« Étendre la marée » est une installation pensée comme une traversée nocturne au fil de l’eau. C’est un diptyque avec d’un côté « SOUS LA VAGUE » , une vaste étendue de jute (7m×9 m ou +) qui déploie une mer textile à l’instant du basculement. En vis-à-vis, « 200 JOURS D’EAU » sont 200 coutures sur papier à la machine 20x20cm , qui déclinent les états de l’eau — flux, remous, houle, ressac — sur une ligne d’horizon. Comme pour un journal de mer, un même horizon est décrit sur 200 jours. Entre monumentalité et détail, l’œuvre invite à une déambulation lente, à l’écoute du rythme intérieur des lignes et des matières. Le spectateur oscille entre deux mers, l’une verticale et imminente, l’autre horizontale et patiente. La sobriété de l’architecture et une lumière mesurée réveèlent la densité des noirs et la vibration des coutures, comme par une « nuit noire sur la mer ».
Étendre la marée met en tension deux régimes d’image et de temps. D’un côté, une vague colossale, appréhendée à hauteur de corps, presque depuis l’intérieur : nous sommes à la lisière de l’engloutissement, là où la matière se cabre, se froisse, se creuse. L’œuvre cherche l’instant du basculement — ce moment où la vision perd son sol, où la forme devient force. En vis-à-vis, 200 formats 20×20 cm, alignés en quatre rangées, composent une frise d’horizons aqueux. Chaque module condense un “état de l’eau”, comme si l’on revenait au rivage deux cents fois, à heures variables, pour en noter les infimes différences: grain, écume, opacité, scintillement, souffle du vent. Ici, la mer n’est pas spectacle mais mémoire: un patient enregistrement de la durée, une archive sensible de la répétition et des variations.
Face à la vague, le corps éprouve la force ; Face aux 200 paysages, le regard apprend la nuance.

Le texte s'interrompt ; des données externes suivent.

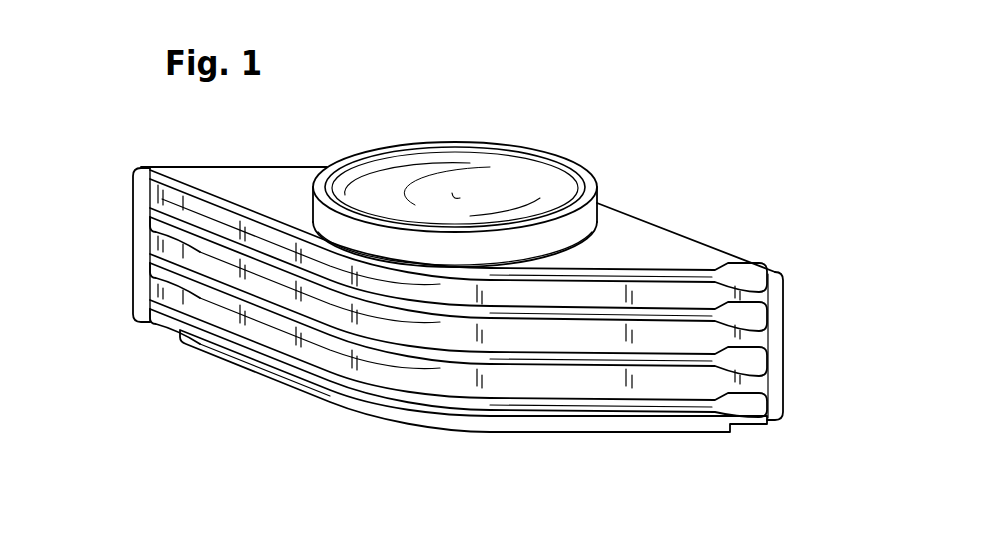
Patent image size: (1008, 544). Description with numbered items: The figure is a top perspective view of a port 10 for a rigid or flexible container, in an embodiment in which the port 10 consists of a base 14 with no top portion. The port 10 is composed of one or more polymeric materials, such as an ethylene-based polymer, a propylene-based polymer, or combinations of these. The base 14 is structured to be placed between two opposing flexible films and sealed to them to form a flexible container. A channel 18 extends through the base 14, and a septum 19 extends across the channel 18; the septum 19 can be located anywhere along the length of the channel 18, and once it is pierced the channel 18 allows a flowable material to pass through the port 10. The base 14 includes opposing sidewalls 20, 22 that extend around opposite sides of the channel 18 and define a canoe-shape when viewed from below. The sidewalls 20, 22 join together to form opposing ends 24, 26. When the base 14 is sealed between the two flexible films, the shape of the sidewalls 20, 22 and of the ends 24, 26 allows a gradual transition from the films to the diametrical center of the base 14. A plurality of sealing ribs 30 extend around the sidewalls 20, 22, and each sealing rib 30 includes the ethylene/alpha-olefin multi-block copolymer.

The port 10 is at (692, 104).
The base 14 is at (673, 217).
The channel 18 is at (523, 176).
The septum 19 is at (415, 170).
The sidewall 20 is at (240, 205).
The sidewall 22 is at (257, 167).
The end 24 is at (121, 228).
The end 26 is at (801, 341).
The sealing rib 30 is at (480, 272).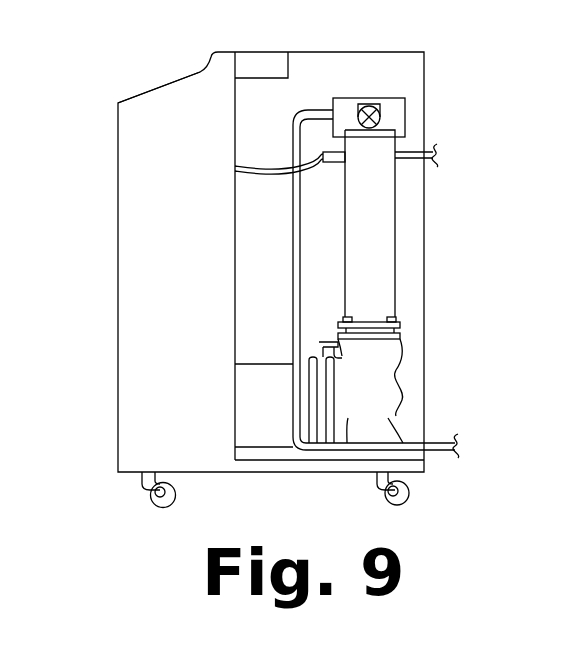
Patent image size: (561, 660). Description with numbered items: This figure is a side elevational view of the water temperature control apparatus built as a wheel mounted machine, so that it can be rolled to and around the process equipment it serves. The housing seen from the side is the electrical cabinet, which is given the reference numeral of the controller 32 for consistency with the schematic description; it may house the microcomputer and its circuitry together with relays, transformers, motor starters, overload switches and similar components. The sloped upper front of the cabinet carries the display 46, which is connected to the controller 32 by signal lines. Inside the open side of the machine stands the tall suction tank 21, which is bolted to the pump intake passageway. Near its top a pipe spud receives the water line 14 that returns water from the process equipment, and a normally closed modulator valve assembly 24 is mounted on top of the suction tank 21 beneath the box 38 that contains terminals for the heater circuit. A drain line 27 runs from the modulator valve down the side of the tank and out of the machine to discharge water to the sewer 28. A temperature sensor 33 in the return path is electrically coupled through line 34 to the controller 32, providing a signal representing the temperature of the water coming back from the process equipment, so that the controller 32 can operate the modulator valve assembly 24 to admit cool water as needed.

The water line 14 is at (400, 162).
The suction tank 21 is at (387, 283).
The modulator valve assembly 24 is at (386, 128).
The drain line 27 is at (293, 257).
The sewer 28 is at (442, 452).
The controller 32 is at (135, 163).
The temperature sensor 33 is at (332, 150).
The line 34 is at (262, 173).
The box 38 is at (390, 98).
The display 46 is at (160, 85).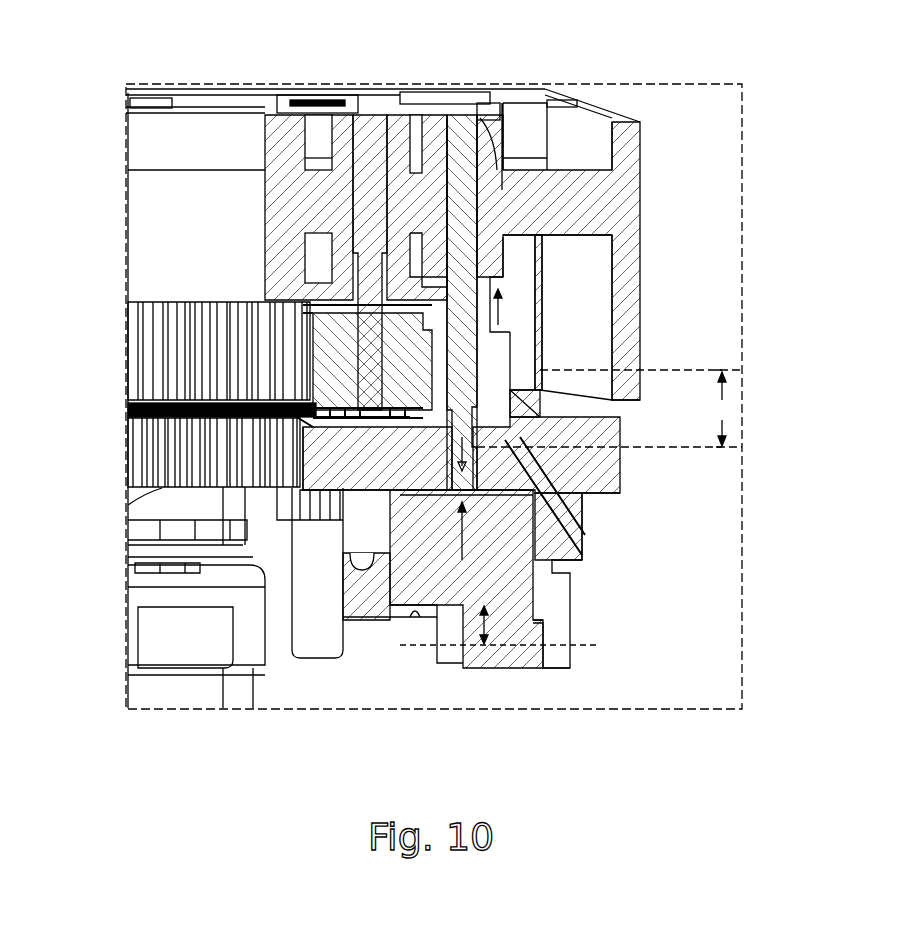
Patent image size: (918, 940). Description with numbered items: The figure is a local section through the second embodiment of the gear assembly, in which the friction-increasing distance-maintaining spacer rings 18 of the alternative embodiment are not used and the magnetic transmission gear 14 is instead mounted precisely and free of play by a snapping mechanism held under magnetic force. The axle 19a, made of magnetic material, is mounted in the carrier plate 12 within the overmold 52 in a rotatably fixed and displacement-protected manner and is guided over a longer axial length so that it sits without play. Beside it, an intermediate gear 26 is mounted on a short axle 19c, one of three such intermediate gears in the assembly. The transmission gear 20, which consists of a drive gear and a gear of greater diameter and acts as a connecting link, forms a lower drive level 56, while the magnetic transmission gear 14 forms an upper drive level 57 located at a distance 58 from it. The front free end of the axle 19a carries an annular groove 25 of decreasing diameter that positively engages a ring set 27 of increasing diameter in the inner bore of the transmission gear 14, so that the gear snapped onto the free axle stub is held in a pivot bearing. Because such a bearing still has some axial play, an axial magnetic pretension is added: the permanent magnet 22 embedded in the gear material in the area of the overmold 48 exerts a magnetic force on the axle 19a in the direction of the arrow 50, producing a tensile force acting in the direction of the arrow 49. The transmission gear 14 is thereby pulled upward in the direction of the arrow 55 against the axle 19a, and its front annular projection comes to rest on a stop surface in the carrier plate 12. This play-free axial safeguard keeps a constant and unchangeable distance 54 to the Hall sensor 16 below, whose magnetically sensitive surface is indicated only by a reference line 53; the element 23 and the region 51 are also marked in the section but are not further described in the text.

The carrier plate 12 is at (625, 150).
The magnetic transmission gear 14 is at (222, 453).
The Hall sensor 16 is at (495, 596).
The distance-maintaining spacer ring 18 is at (185, 655).
The axle 19a is at (480, 198).
The short axle 19c is at (370, 114).
The transmission gear 20 is at (205, 333).
The permanent magnet 22 is at (397, 615).
The tab 23 is at (433, 617).
The annular groove 25 is at (510, 488).
The ring set 27 is at (480, 433).
The intermediate gear 26 is at (405, 335).
The overmold 48 is at (490, 550).
The arrow 49 is at (465, 532).
The arrow 50 is at (560, 617).
The cavity 51 is at (500, 265).
The overmold 52 is at (490, 106).
The reference line 53 is at (600, 647).
The distance 54 is at (497, 630).
The arrow 55 is at (500, 305).
The lower drive level 56 is at (718, 370).
The upper drive level 57 is at (730, 447).
The distance 58 is at (724, 410).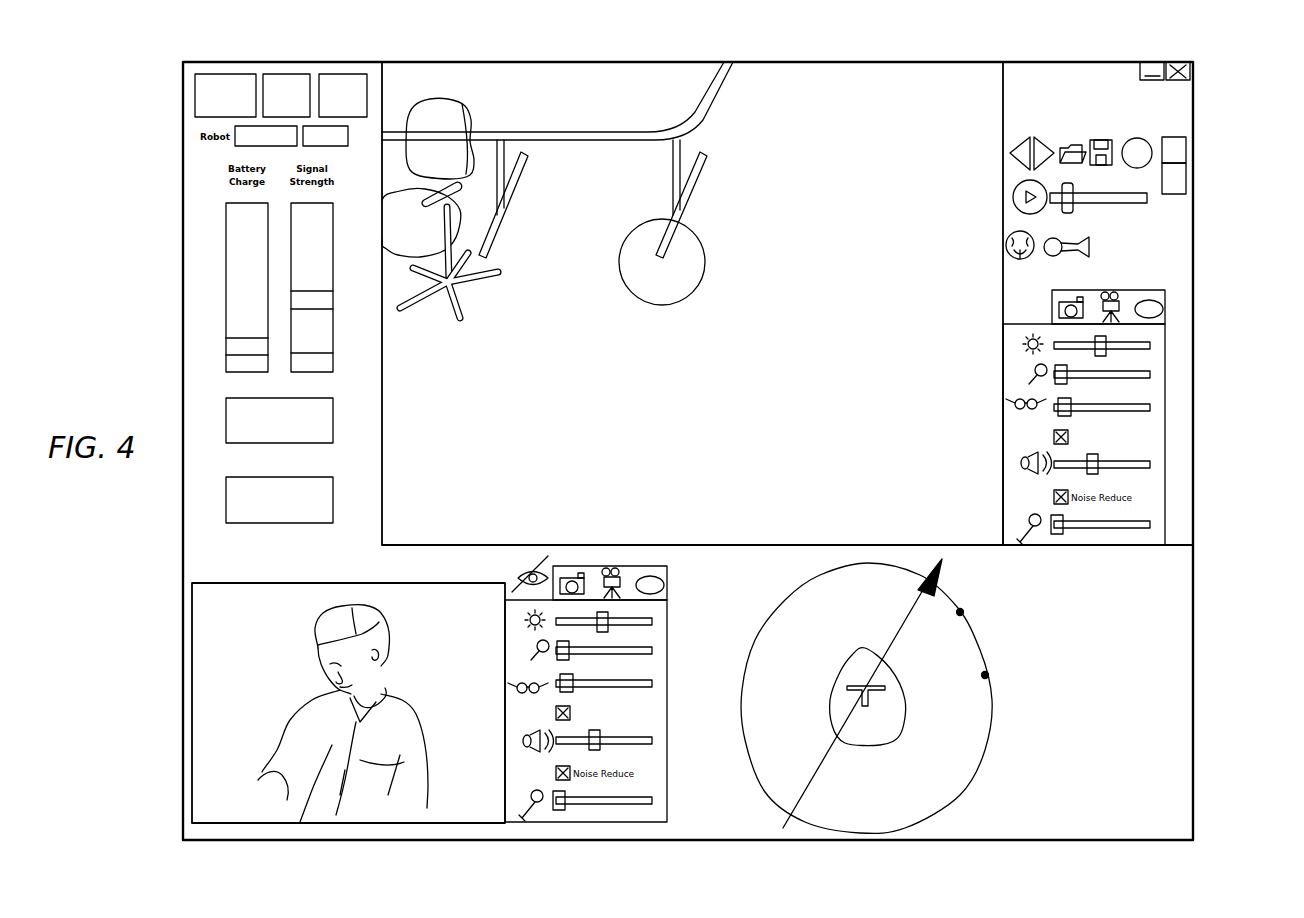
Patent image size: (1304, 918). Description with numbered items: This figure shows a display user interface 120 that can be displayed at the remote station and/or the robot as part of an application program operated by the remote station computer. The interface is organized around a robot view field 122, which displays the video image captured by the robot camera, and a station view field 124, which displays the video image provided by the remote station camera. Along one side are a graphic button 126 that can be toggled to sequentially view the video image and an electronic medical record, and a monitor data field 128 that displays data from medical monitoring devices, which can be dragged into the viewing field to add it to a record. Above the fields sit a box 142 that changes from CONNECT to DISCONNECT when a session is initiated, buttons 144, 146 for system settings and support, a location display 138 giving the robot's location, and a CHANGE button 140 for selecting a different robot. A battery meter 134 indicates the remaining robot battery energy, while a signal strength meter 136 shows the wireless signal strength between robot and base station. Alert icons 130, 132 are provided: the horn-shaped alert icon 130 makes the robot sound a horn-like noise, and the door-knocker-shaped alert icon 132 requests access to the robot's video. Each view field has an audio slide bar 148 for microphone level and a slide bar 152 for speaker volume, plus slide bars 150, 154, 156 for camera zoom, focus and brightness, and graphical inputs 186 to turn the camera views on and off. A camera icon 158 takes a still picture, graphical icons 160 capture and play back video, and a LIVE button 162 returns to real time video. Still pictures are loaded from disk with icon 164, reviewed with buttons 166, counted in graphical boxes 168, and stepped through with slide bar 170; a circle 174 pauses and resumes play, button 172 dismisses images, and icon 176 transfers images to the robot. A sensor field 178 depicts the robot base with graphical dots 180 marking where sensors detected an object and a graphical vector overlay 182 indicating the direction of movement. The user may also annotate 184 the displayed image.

The display user interface 120 is at (1098, 597).
The robot view field 122 is at (558, 237).
The station view field 124 is at (323, 713).
The graphic button 126 is at (228, 498).
The monitor data field 128 is at (228, 407).
The alert icon 130 is at (1095, 247).
The alert icon 132 is at (1005, 243).
The battery meter 134 is at (230, 298).
The signal strength meter 136 is at (316, 325).
The location display 138 is at (238, 145).
The CHANGE button 140 is at (347, 135).
The box 142 is at (195, 99).
The button 144 is at (289, 75).
The button 146 is at (342, 74).
The audio slide bar 148 is at (650, 800).
The slide bar 150 is at (650, 650).
The slide bar 152 is at (643, 742).
The slide bar 154 is at (645, 685).
The slide bar 156 is at (650, 622).
The camera icon 158 is at (577, 575).
The graphical icons 160 is at (612, 573).
The LIVE button 162 is at (652, 573).
The icon 164 is at (1067, 145).
The buttons 166 is at (1010, 155).
The graphical boxes 168 is at (1184, 162).
The slide bar 170 is at (1125, 200).
The button 172 is at (1141, 140).
The circle 174 is at (1012, 195).
The icon 176 is at (515, 574).
The sensor field 178 is at (990, 740).
The graphical dots 180 is at (960, 612).
The graphical vector overlay 182 is at (900, 632).
The annotation 184 is at (705, 275).
The graphical inputs 186 is at (642, 713).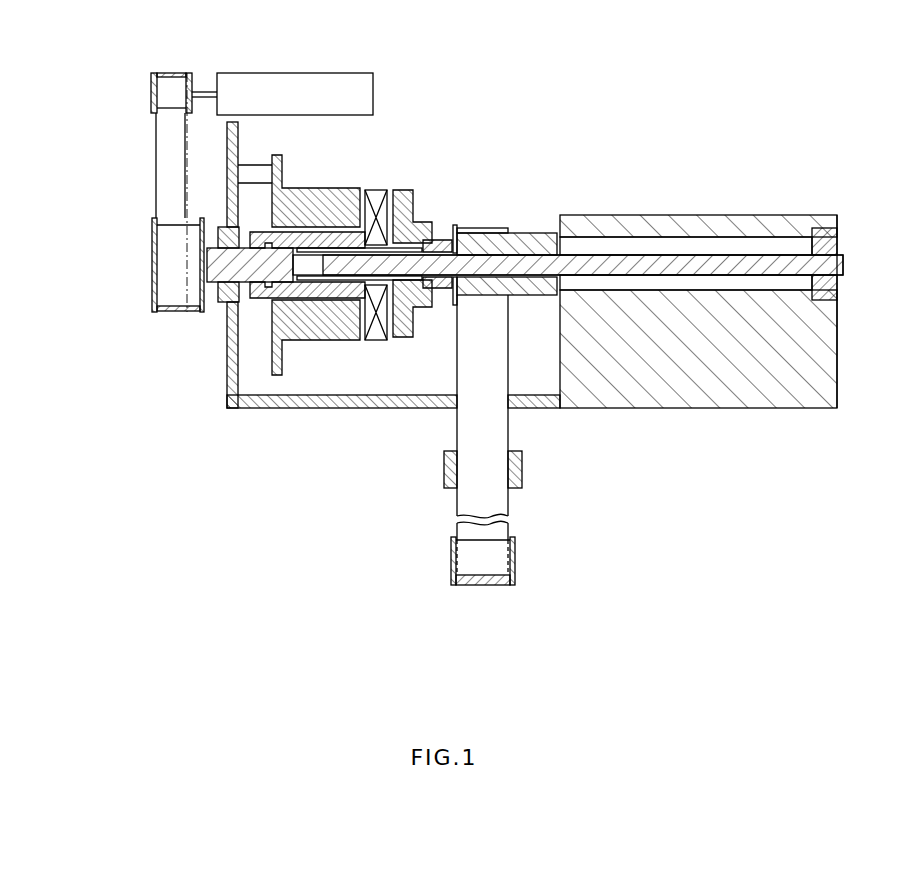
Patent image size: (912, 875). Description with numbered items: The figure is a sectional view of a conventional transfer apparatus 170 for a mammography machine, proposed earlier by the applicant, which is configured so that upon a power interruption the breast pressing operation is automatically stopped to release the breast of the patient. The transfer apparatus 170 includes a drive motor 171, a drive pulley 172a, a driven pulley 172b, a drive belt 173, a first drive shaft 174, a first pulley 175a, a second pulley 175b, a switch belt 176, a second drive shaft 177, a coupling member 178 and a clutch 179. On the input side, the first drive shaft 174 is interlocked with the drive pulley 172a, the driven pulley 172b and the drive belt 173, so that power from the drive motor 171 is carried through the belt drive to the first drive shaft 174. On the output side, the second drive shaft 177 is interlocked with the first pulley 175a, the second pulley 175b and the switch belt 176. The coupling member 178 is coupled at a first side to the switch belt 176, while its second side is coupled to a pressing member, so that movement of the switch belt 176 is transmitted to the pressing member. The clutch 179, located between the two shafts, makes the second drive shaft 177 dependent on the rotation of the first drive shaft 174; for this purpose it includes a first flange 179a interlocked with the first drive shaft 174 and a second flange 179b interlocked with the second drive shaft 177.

The transfer apparatus 170 is at (559, 92).
The drive motor 171 is at (377, 80).
The drive pulley 172a is at (150, 85).
The driven pulley 172b is at (190, 313).
The drive belt 173 is at (155, 166).
The first drive shaft 174 is at (213, 283).
The first pulley 175a is at (527, 230).
The second pulley 175b is at (515, 560).
The switch belt 176 is at (508, 377).
The second drive shaft 177 is at (640, 250).
The coupling member 178 is at (522, 462).
The clutch 179 is at (399, 180).
The first flange 179a is at (368, 190).
The second flange 179b is at (407, 187).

Le dispositif invite à une circulation lente: on recule pour embrasser la masse, on s’approche pour lire le grain.
L’enjeu n’est pas d’illustrer la mer, mais d’en éprouver deux temporalités: l’instant critique et la longue durée. Cette mise en tension dit quelque chose de notre époque — la conscience aiguë des seuils, des débordements, et, en même temps, la nécessité d’une attention soutenue, quotidienne, aux phénomènes et aux gestes. Etendre la marée propose ainsi une expérience de fragilité et de mesure : tenir devant la force, compter les jours, voir ce qui change quand rien ne change.